Temos que iniciar um último processo de investigação que é a avaliação do QI dele pra identificarmos se ele tem algum grau de super dotação ou não. Confesso que não temos a menor pressa de fazer essa avaliação, porque quero mesmo é que ele cresça e se desenvolva no ritmo dele, seja rápido ou devagar. Mas entendemos que essa informação será muito importante para o crescimento dele na escola e auxiliá-lo no que for necessário no futuro ou simplesmente para que nós possamos virar essa página.

Não posso afirmar que nossa luta termina aqui. O Gustavo é uma criança diferente. Não sabemos como será daqui a alguns anos, estaremos sempre de olho. Mas uma coisa que aprendi de todo esse processo que passamos nos últimos anos é que não importa o nome do que ele tem. O importante mesmo é respeitar o tempo dele e fornecer todos os recursos que forem possíveis para que ele consiga ter uma vida feliz e ser capaz de fazer o que quiser.

Hoje posso olhar pra trás e ver todo o aprendizado retirado da dor. Os momentos de angústia foram substituídos por cuidado e orgulho de cada conquista do nosso menino peculiar.

Eu ainda acredito que ele tem um papel importante a exercer na terra com esse jeitinho puro de amar as pessoas, com essa falta de maldade e com essa habilidade incrível que ele tem de identificar uma pessoa frágil (emocional ou fisicamente), mesmo que esteja longe dele. Talvez ele seja uma criança índigo, talvez seja simplesmente especial.

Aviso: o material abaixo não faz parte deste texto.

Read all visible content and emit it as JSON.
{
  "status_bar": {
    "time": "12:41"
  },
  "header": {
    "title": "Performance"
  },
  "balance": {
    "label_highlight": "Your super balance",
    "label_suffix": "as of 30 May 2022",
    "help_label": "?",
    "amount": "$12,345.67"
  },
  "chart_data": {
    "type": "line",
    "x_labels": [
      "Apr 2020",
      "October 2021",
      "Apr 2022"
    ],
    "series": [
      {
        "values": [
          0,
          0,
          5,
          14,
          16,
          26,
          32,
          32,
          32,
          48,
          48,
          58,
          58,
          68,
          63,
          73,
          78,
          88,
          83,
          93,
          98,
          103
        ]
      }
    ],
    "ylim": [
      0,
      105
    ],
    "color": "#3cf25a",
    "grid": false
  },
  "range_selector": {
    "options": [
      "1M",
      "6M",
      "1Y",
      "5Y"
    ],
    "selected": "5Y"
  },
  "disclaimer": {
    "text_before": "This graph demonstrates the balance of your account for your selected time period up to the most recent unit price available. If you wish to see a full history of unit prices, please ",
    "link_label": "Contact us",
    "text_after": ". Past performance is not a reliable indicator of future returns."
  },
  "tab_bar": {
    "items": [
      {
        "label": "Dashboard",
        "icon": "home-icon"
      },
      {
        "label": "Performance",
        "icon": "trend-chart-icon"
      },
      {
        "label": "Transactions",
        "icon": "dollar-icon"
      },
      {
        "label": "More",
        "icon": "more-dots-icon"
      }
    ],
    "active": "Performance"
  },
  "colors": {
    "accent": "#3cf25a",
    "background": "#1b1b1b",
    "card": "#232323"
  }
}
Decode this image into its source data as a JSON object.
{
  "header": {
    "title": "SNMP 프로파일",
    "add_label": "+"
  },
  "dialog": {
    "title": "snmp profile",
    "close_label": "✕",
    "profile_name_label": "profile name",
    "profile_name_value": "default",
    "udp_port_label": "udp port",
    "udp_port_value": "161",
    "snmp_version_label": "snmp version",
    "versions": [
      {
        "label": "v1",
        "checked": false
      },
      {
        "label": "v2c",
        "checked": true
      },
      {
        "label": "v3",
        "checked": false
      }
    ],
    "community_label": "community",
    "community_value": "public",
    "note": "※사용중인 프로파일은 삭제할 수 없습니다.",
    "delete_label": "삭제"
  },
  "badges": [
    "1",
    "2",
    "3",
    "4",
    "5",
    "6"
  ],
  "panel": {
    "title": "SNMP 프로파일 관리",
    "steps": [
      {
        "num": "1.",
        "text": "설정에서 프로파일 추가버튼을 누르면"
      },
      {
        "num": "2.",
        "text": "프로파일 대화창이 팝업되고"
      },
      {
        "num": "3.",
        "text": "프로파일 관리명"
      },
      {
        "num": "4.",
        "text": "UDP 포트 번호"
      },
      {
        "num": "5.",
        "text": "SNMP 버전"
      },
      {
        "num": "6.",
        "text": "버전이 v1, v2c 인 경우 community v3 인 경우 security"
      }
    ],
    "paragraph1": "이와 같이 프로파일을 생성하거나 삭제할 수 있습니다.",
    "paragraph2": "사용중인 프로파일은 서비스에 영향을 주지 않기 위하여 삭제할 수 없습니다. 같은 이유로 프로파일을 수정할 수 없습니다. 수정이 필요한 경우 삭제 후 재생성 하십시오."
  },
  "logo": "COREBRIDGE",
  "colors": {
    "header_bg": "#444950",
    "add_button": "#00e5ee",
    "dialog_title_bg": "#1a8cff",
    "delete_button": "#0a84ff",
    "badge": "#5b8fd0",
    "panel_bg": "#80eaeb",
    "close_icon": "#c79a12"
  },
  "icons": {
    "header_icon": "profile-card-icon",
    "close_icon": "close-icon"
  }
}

Bom, é isso.. Eu disse que daria um livro, né? Mas é que descrever 5 anos do Jeitinho Gustavo de Ser não é simples. Quis encher de detalhes que nunca compartilhei antes pra deixar o mais rico possível de informações pra que outros pais sintam algum conforto em suas lutas.

Desculpem-me desde já pois posso ter me perdido em relação ao tempo das coisas, especialmente dos últimos meses pois pareciam se arrastar e na verdade eles voaram!